I'm not talking about bolted-on "social" features. There are entire multi-billion dollar industries built on categories of software that did not exist in 1990.
Google Docs isn't merely a word processor (spreadsheet, etc.) with social features...the "chat" is ancillary to the real benefits; it's an entirely different way to work with documents, and that's one of the examples of things that's extremely close to 80s/90s tech; it looks just like a word processor, and people from 1990 would know how to use it. But, it's not the same thing, and before it (and some other online document tools) came along, Word had extremely limited sharing capabilities (requiring ridiculous intranet servers to host the shared docs, and it was basically the same as passing it around via email only with slightly better revision control). That's as close to a traditional app as you can find, and it is still 100% more valuable for being on the web.

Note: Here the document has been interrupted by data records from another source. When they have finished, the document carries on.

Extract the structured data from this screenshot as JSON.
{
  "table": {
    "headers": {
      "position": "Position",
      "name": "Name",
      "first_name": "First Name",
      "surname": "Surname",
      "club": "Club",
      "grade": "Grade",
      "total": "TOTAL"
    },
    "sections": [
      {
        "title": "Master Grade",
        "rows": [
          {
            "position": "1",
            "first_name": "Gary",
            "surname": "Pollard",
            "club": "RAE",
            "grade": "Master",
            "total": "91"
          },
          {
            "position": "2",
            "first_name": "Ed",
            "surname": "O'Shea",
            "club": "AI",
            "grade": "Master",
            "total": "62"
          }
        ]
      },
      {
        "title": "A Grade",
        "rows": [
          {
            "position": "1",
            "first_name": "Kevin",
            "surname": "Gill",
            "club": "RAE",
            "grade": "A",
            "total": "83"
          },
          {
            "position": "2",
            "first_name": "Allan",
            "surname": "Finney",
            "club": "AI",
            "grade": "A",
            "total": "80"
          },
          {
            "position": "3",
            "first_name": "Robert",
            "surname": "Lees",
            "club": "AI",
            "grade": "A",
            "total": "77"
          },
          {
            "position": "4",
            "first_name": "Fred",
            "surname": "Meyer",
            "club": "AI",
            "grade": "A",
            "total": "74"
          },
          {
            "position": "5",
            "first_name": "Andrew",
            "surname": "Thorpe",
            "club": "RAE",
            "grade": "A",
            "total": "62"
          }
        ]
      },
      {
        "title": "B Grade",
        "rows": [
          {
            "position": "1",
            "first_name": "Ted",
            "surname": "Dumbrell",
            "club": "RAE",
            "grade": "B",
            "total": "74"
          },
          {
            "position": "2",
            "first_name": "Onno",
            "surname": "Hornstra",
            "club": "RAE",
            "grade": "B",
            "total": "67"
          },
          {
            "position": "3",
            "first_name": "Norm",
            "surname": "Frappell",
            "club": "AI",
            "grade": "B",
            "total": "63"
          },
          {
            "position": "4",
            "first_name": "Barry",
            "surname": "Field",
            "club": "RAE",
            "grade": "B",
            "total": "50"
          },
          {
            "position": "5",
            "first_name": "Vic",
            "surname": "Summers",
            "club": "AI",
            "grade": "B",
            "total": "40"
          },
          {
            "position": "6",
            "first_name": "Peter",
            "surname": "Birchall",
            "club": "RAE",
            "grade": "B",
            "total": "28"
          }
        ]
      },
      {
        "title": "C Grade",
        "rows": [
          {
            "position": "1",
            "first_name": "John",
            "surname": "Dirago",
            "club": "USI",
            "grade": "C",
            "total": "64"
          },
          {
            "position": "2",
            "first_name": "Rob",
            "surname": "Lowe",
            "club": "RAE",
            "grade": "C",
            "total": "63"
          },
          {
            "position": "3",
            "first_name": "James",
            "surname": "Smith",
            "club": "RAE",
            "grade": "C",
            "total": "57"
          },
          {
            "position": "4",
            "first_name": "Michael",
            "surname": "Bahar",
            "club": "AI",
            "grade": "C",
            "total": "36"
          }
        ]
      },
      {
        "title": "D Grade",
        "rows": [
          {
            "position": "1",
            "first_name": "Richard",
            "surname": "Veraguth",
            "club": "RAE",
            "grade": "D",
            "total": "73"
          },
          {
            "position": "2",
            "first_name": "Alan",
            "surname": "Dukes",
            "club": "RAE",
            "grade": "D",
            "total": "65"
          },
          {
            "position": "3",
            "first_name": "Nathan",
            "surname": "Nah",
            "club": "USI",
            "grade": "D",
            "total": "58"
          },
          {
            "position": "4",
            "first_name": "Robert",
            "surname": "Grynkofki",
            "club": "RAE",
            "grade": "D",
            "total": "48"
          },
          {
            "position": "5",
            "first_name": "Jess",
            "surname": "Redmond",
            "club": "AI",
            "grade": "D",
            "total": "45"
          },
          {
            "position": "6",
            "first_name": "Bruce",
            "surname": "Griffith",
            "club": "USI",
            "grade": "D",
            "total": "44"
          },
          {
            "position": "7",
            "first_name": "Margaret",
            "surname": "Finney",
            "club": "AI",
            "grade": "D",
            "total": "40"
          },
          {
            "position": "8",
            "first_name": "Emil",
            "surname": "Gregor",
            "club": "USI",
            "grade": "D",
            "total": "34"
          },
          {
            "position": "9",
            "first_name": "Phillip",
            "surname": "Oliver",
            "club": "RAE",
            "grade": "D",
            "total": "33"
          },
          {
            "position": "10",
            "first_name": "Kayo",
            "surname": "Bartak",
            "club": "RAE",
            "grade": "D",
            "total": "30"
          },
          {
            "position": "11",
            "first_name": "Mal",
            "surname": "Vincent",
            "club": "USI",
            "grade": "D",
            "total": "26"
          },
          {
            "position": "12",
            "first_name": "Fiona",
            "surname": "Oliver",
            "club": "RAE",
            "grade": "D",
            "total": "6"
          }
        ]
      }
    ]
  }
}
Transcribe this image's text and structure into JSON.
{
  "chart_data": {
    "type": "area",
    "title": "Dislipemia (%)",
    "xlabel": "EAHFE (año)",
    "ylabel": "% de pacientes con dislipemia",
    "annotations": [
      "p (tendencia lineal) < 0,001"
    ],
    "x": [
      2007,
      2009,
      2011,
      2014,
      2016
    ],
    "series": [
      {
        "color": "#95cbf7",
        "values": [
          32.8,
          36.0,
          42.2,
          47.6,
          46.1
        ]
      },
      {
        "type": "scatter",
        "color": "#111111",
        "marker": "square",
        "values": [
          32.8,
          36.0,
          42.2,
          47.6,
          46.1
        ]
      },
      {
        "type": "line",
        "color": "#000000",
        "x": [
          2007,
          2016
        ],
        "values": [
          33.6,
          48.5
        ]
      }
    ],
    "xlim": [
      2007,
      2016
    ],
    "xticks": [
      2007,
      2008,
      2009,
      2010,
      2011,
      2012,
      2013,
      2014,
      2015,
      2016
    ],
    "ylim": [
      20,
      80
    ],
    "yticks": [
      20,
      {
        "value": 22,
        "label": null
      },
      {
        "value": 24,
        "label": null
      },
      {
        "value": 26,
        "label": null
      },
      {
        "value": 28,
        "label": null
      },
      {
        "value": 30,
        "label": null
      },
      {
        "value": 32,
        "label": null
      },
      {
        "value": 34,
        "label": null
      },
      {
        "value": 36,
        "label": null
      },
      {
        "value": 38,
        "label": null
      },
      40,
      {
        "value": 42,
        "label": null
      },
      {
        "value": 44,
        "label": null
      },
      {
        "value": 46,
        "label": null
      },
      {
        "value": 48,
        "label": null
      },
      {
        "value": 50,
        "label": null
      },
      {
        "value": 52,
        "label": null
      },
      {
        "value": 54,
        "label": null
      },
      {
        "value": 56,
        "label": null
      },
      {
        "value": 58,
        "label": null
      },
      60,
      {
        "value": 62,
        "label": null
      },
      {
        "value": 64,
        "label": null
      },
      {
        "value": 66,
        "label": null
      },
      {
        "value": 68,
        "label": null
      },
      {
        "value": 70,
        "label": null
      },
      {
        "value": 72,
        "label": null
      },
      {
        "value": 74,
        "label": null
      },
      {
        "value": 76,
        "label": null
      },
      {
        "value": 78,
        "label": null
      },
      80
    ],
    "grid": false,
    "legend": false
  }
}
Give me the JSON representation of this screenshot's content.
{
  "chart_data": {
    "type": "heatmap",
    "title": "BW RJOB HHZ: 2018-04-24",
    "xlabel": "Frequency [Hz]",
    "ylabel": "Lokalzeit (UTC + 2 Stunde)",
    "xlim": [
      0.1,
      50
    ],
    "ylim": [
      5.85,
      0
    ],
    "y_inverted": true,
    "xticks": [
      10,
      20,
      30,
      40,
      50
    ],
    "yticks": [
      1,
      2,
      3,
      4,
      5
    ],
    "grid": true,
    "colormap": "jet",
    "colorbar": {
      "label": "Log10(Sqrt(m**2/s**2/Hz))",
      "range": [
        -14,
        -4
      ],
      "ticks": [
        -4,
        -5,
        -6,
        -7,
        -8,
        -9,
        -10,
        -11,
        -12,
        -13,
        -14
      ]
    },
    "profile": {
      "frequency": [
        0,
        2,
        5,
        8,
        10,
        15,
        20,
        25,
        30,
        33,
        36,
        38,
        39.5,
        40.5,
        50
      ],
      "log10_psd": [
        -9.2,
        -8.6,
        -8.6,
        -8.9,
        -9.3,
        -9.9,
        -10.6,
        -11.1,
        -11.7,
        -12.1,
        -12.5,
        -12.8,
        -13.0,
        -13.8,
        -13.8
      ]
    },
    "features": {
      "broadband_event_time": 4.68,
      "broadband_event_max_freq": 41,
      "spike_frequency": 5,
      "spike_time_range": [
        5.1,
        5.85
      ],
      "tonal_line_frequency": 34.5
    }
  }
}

What would [ Youtube, facebook, Google Maps, Amazon, craigslist, Netflix, etc. ] look like in a desktop app, and why didn't they exist before they came to the web? The web is a unique (so far) platform with distinct benefits that aren't available to apps in that past. The reverse (desktop/native apps could do things web apps couldn't) was also true until relatively recently, but that's changing, though I don't think the interesting work is in porting native apps to web apps...people will do it, because they can, but the interesting work is in the new things made possible by the web itself.